His eyes had come back to mine with curiosity. “How’d you track me down?”
“Through the adoption agency,” I said. “They had her birth certificate on file.”
He shook his head. “Well, I hope you’ll tell her how much I’d like to see her. I’d given up any expectation of it after all these years. I don’t suppose you’d give me her address and telephone number.”
“Not without her permission,” I said. “In the meantime, I’m still interested in finding Mrs. Bronfen. Do you have any suggestions about where I might start to look?”
“No, ma’am. After she left, I tried everything I could think of-police, private investigators. I put notices in the newspapers all up and down the coast. I never heard a word.”
“Do you remember when she left?”
“Not to the day. It would have been the fall of nineteen thirty-nine. September, I believe.”
“Do you have any reason to think she might be dead?”

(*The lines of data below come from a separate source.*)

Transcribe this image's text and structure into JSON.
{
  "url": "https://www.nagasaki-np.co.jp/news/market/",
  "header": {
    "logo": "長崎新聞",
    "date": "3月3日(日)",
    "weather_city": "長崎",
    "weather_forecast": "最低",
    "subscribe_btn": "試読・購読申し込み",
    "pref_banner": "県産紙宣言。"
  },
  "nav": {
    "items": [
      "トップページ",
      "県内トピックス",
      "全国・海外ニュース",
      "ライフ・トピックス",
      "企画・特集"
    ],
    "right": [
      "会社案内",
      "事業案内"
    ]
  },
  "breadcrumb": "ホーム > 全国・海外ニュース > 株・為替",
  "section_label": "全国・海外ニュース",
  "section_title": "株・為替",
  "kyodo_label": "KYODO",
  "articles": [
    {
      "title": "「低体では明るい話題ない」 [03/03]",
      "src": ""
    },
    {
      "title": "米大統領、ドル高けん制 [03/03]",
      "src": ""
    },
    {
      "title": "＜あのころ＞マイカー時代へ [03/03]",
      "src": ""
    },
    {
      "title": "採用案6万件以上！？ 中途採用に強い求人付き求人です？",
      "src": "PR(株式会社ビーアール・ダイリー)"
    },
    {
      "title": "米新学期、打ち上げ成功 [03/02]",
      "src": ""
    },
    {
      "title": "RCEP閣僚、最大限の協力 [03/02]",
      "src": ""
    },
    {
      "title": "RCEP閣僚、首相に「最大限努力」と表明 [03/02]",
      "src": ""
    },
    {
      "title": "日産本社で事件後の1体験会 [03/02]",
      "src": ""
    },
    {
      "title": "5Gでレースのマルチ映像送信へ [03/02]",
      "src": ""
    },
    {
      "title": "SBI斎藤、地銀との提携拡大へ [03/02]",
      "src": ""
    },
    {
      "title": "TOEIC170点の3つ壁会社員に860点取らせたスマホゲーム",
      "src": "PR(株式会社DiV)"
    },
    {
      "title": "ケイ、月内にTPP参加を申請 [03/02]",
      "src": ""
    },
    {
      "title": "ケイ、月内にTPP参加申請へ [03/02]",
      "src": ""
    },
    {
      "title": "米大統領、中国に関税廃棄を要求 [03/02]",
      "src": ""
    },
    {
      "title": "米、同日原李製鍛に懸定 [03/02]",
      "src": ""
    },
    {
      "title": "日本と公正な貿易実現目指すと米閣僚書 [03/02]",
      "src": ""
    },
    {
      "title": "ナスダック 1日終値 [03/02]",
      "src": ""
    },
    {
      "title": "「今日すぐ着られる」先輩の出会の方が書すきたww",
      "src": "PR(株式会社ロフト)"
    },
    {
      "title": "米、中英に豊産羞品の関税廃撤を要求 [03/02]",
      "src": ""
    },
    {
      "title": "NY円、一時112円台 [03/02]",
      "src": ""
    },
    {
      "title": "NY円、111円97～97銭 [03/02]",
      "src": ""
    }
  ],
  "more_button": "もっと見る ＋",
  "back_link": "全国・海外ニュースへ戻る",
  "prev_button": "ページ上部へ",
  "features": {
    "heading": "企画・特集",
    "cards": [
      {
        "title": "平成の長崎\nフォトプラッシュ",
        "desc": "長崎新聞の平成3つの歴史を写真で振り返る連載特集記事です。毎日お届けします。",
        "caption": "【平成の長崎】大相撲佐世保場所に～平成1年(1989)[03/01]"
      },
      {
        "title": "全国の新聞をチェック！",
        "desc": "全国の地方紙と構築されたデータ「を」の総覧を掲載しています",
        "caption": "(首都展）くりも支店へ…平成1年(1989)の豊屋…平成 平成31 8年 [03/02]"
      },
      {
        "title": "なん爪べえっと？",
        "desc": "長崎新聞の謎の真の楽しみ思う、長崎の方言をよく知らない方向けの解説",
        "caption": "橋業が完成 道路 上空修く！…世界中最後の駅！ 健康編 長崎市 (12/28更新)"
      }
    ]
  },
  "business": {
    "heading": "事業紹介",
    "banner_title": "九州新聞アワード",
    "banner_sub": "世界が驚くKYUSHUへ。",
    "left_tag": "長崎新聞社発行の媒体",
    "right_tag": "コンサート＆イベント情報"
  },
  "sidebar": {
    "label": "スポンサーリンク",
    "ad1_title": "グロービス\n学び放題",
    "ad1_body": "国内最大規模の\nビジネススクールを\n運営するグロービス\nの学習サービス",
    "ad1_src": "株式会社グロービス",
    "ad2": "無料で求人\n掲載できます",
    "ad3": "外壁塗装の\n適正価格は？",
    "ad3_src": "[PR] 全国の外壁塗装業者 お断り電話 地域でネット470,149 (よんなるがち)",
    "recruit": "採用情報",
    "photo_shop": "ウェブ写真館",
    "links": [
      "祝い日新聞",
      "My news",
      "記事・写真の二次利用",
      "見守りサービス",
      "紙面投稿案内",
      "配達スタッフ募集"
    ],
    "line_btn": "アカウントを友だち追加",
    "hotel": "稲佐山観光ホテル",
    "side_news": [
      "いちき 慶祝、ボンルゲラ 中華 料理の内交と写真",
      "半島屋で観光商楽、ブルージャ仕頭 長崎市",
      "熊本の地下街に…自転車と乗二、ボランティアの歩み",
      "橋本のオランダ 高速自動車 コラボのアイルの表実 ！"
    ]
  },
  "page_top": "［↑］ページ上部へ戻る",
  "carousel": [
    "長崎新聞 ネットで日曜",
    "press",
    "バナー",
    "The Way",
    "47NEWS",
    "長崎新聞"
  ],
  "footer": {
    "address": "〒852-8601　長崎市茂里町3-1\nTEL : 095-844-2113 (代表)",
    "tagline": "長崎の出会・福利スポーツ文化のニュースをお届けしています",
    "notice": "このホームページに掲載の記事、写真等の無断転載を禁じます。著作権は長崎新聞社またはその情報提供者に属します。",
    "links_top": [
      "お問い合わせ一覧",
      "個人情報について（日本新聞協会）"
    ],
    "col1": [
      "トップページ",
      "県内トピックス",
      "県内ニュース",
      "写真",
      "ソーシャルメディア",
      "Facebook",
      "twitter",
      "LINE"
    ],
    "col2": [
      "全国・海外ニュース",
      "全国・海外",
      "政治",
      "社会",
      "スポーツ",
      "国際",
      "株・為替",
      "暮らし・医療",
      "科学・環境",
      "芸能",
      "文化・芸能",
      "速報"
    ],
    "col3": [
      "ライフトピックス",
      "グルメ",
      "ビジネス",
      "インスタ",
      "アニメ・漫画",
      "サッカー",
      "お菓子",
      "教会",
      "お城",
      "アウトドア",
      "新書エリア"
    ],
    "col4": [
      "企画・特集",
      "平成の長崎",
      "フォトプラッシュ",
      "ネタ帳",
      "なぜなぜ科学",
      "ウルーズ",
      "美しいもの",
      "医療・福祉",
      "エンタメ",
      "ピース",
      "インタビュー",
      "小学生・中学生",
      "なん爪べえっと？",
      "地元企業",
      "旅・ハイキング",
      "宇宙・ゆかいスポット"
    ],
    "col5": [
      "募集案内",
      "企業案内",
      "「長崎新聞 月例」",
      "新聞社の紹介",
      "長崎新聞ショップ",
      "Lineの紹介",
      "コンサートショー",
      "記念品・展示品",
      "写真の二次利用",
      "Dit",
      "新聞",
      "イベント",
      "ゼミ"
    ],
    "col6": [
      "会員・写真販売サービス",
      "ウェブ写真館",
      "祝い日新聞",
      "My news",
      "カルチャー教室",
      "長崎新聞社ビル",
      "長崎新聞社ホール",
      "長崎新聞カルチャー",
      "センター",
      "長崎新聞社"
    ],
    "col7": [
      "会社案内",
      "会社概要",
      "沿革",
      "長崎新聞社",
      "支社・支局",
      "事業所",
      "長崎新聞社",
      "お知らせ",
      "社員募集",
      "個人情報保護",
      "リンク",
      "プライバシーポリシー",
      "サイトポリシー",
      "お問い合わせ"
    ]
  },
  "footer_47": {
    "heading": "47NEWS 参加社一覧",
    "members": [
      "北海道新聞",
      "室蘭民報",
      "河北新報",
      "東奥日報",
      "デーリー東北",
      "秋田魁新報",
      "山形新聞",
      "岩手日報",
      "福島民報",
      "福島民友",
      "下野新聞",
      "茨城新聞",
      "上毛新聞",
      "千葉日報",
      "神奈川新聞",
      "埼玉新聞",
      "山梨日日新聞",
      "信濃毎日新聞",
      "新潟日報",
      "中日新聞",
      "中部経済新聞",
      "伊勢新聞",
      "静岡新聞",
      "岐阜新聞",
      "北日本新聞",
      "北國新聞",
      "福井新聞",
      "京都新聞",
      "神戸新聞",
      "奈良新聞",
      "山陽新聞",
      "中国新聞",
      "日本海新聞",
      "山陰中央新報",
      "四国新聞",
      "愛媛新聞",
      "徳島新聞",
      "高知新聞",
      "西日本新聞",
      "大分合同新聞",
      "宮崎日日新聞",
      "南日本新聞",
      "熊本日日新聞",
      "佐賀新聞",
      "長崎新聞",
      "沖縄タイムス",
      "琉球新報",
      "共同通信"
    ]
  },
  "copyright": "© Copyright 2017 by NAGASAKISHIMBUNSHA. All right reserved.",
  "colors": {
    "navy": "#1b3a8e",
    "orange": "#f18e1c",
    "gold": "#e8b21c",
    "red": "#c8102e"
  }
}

He thought about that briefly. “Well, no. But then I don’t have any reason to think she’s still alive either.”
I took a small spiral-bound notebook from my handbag and leafed through a page or two. I was actually consulting an old grocery list, which Dietz studied with interest, looking over my shoulder. He gave me a bland look. I said, “The adoption agency mentions someone named Anne Bronfen. Would that be your sister? The files weren’t clear about the connection. I gathered she was listed as next-of-kin when the adoption forms were filled out.”
“Well now, I did have a sister named Anne, but she died in nineteen forty . . . three or four months after Sheila left.”